Lamberth then appointed both a special master, Alan Balaran, and a court monitor, Joseph Kieffer, to track the government’s cooperation. Over and over again, Interior and Treasury have claimed to be fixing the problems with the system only to have Balaran and Kieffer come forward to say that they’d barely begun, Kieffer using phrases like “government malfeasance” to describe what he’d found.
The US Court of Appeals for the DC Circuit turned down the government’s appeal in February 2001. The Bush Administration neither appealed to the Supreme Court nor offered to settle the case, instead pledging yet again to make it right, this time with a new, supposedly state-of-the-art computer system to keep Native funds secure.

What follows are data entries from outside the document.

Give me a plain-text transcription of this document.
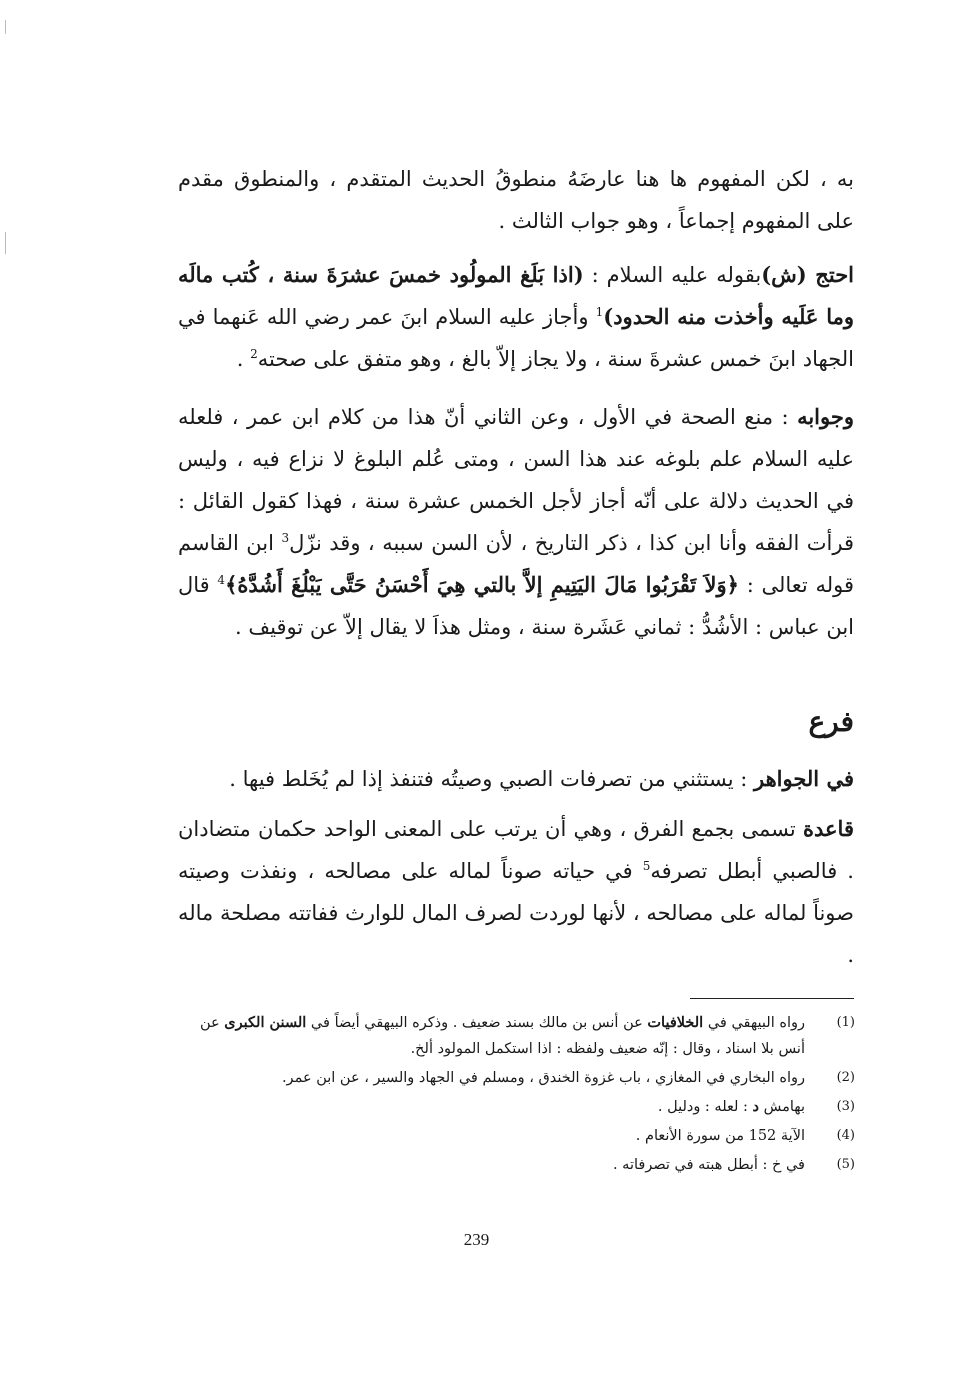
به ، لكن المفهوم ها هنا عارضَهُ منطوقُ الحديث المتقدم ، والمنطوق مقدم على المفهوم إجماعاً ، وهو جواب الثالث .

احتج (ش)بقوله عليه السلام : (اذا بَلَغ المولُود خمسَ عشرَةَ سنة ، كُتب مالَه وما عَلَيه وأخذت منه الحدود)$^1$ وأجاز عليه السلام ابنَ عمر رضي الله عَنهما في الجهاد ابنَ خمس عشرةَ سنة ، ولا يجاز إلاّ بالغ ، وهو متفق على صحته$^2$ .

وجوابه : منع الصحة في الأول ، وعن الثاني أنّ هذا من كلام ابن عمر ، فلعله عليه السلام علم بلوغه عند هذا السن ، ومتى عُلم البلوغ لا نزاع فيه ، وليس في الحديث دلالة على أنّه أجاز لأجل الخمس عشرة سنة ، فهذا كقول القائل : قرأت الفقه وأنا ابن كذا ، ذكر التاريخ ، لأن السن سببه ، وقد نزّل$^3$ ابن القاسم قوله تعالى : ﴿وَلاَ تَقْرَبُوا مَالَ اليَتِيمِ إلاَّ بالتي هِيَ أَحْسَنُ حَتَّى يَبْلُغَ أَشُدَّهُ﴾$^4$ قال ابن عباس : الأشُدُّ : ثماني عَشَرة سنة ، ومثل هذاَ لا يقال إلاّ عن توقيف .

فرع

في الجواهر : يستثني من تصرفات الصبي وصيتُه فتنفذ إذا لم يُخَلط فيها .

قاعدة تسمى بجمع الفرق ، وهي أن يرتب على المعنى الواحد حكمان متضادان . فالصبي أبطل تصرفه$^5$ في حياته صوناً لماله على مصالحه ، ونفذت وصيته صوناً لماله على مصالحه ، لأنها لوردت لصرف المال للوارث ففاتته مصلحة ماله .

(1)
رواه البيهقي في الخلافيات عن أنس بن مالك بسند ضعيف . وذكره البيهقي أيضاً في السنن الكبرى عن أنس بلا اسناد ، وقال : إنّه ضعيف ولفظه : اذا استكمل المولود ألخ.

(2)
رواه البخاري في المغازي ، باب غزوة الخندق ، ومسلم في الجهاد والسير ، عن ابن عمر.

(3)
بهامش د : لعله : ودليل .

(4)
الآية 152 من سورة الأنعام .

(5)
في خ : أبطل هبته في تصرفاته .

239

Late last year, Norton proposed an entirely new bureau, which would transfer the funds from individual accounts to tribal ones–something opposed by an end-of-year congress of seven tribes in Spokane.

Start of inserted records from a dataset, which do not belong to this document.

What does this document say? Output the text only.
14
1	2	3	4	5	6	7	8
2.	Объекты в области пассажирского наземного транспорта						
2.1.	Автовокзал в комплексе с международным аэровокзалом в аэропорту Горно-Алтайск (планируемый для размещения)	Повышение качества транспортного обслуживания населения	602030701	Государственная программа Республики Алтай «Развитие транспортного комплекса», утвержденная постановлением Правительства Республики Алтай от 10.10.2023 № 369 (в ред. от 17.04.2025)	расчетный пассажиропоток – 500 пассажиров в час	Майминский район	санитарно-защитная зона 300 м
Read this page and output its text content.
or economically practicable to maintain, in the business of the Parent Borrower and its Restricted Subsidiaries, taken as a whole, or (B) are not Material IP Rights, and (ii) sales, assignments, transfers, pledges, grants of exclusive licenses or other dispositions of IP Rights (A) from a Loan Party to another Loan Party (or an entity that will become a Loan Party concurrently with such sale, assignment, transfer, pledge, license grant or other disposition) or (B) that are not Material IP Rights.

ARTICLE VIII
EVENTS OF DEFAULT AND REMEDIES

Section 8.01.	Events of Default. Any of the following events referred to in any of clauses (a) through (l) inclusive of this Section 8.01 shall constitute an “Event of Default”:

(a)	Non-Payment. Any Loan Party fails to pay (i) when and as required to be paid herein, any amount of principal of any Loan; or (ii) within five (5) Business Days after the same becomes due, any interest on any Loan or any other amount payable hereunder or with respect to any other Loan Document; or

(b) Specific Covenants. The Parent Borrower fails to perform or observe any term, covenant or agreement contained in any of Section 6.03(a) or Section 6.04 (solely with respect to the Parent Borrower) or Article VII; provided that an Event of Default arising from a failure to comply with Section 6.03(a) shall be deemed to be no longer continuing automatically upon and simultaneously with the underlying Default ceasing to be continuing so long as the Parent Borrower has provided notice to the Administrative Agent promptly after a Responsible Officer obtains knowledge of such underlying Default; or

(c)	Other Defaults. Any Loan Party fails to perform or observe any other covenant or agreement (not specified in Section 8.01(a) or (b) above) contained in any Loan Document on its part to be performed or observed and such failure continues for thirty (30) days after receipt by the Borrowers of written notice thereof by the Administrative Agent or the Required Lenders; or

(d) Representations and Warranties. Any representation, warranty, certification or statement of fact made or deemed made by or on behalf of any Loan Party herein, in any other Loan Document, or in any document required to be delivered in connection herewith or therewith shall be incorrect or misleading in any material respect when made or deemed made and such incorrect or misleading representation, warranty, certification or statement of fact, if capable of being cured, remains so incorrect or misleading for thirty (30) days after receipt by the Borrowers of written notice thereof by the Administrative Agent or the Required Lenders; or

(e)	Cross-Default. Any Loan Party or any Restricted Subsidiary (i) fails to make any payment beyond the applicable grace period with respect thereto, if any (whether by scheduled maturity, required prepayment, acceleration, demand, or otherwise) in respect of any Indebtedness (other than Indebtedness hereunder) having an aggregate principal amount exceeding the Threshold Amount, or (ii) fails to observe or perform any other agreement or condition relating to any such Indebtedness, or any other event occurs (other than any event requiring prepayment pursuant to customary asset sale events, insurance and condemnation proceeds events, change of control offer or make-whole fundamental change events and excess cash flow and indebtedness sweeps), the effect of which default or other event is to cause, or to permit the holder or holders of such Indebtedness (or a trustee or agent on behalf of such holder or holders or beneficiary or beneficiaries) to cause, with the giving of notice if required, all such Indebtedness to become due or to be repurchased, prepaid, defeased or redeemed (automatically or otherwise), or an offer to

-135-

Meanwhile, in a twenty-first-century twist, a team of computer security experts hired by the court found the government’s supposedly cutting-edge computer system to be vulnerable to hackers. When ordered to make Indian funds secure, Interior decided to close all its Internet servers, including those of its popular websites, and also declined to send out its usual, if meager, year-end trust checks. In January Lamberth declared that the fragile and unreliable computer system was by itself grounds for a contempt citation.

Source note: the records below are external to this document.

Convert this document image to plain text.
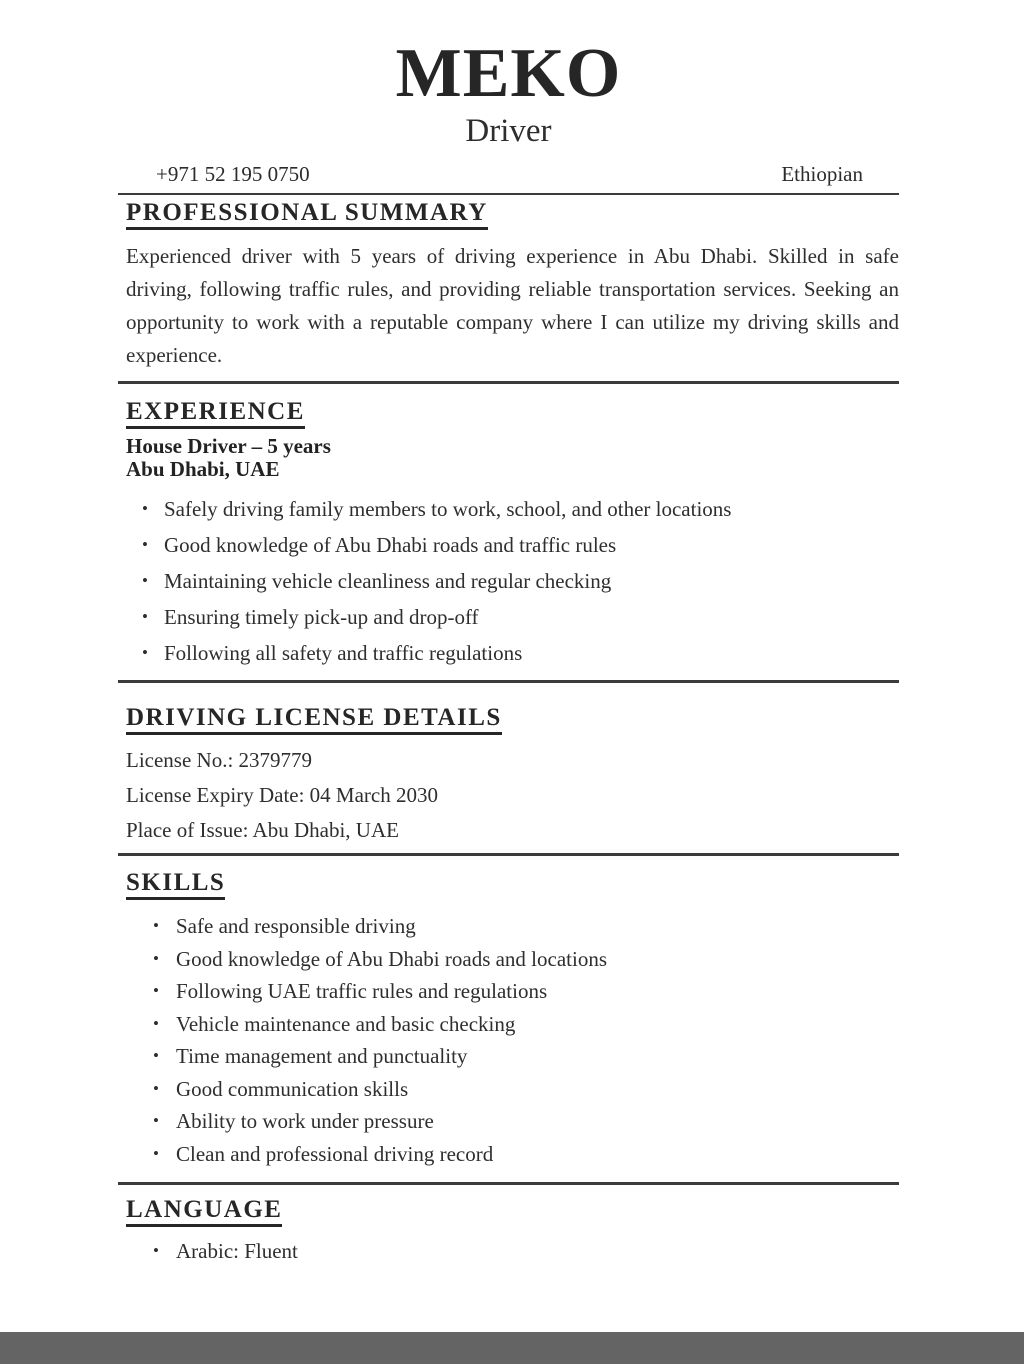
MEKO
Driver
+971 52 195 0750	Ethiopian
PROFESSIONAL SUMMARY

Experienced driver with 5 years of driving experience in Abu Dhabi. Skilled in safe driving, following traffic rules, and providing reliable transportation services. Seeking an opportunity to work with a reputable company where I can utilize my driving skills and experience.

EXPERIENCE
House Driver – 5 years
Abu Dhabi, UAE
• Safely driving family members to work, school, and other locations
• Good knowledge of Abu Dhabi roads and traffic rules
• Maintaining vehicle cleanliness and regular checking
• Ensuring timely pick-up and drop-off
• Following all safety and traffic regulations
DRIVING LICENSE DETAILS
License No.: 2379779
License Expiry Date: 04 March 2030
Place of Issue: Abu Dhabi, UAE
SKILLS
• Safe and responsible driving
• Good knowledge of Abu Dhabi roads and locations
• Following UAE traffic rules and regulations
• Vehicle maintenance and basic checking
• Time management and punctuality
• Good communication skills
• Ability to work under pressure
• Clean and professional driving record
LANGUAGE
• Arabic: Fluent
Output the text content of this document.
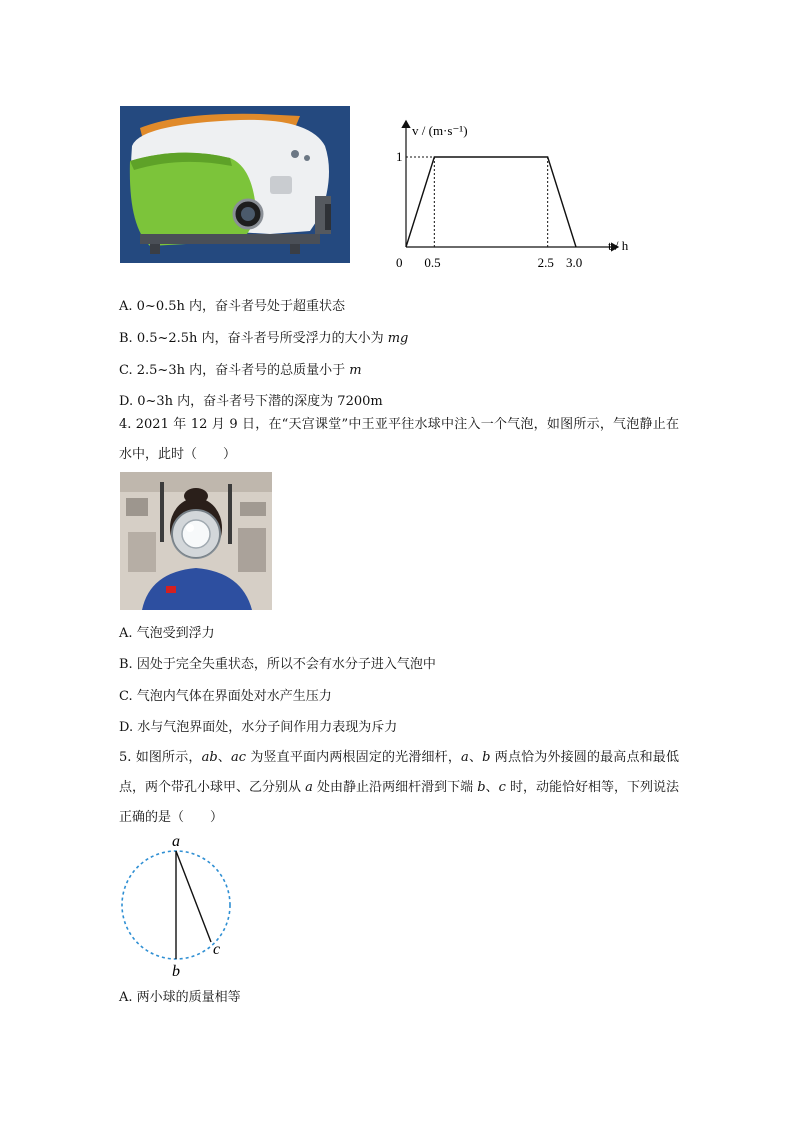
v / (m·s⁻¹)
t / h
1
0 0.5	2.5 3.0
A. 0~0.5h 内，奋斗者号处于超重状态
B. 0.5~2.5h 内，奋斗者号所受浮力的大小为 mg
C. 2.5~3h 内，奋斗者号的总质量小于 m
D. 0~3h 内，奋斗者号下潜的深度为 7200m
4. 2021 年 12 月 9 日，在“天宫课堂”中王亚平往水球中注入一个气泡，如图所示，气泡静止在水中，此时（　　）
A. 气泡受到浮力
B. 因处于完全失重状态，所以不会有水分子进入气泡中
C. 气泡内气体在界面处对水产生压力
D. 水与气泡界面处，水分子间作用力表现为斥力
5. 如图所示，ab、ac 为竖直平面内两根固定的光滑细杆，a、b 两点恰为外接圆的最高点和最低点，两个带孔小球甲、乙分别从 a 处由静止沿两细杆滑到下端 b、c 时，动能恰好相等，下列说法正确的是（　　）
a
b
c
A. 两小球的质量相等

What do Cobell and her lawyers want? For starters, a night or two in jail for Norton, “to get her attention.” More broadly, the demand is for the trust funds to be placed into receivership with some neutral financial institution, until it functions under generally accepted fiduciary principles. Native American banking systems have grown more and more sophisticated, with a late-2001 merger creating the Native American National Bank. Under the leadership of people like Cobell, they’re savvy about what’s being done with their money. They’re demanding a neutral arbiter, not Norton’s proposed bureau, which would, according to Cobell, “just move some of the same bureaucrats into another division.”
Even the right-wing Washington Times says simply, “The mystery is why Mrs. Norton, or the folks in the West Wing, don’t just settle the case once and for all.” If they don’t, and soon, not only will Norton and her deputy Neal McCaleb be at risk of jail time or fines (which Lamberth has said will be paid out of their pockets and not government coffers), but the stage will be set this summer for trial number two, on the issue of historical accounting. Such a trial will use whatever information is available–in the absence of papers that Treasury and Interior have destroyed–to determine fair compensation for the years of mismanagement. The proceedings could drag on for years.
While settlement is debated, Interior needs to pay out the year-end checks it still hasn’t cut to those who have depended on that money, and stop using access to its website as leverage for leniency in the case. It’s just started doing the latter, only after recent prodding from CNN and the Washington Post, but those checks are still nowhere to be seen. And even those initial good-faith gestures would not come close to delivering what the half-million people Cobell represents actually deserve.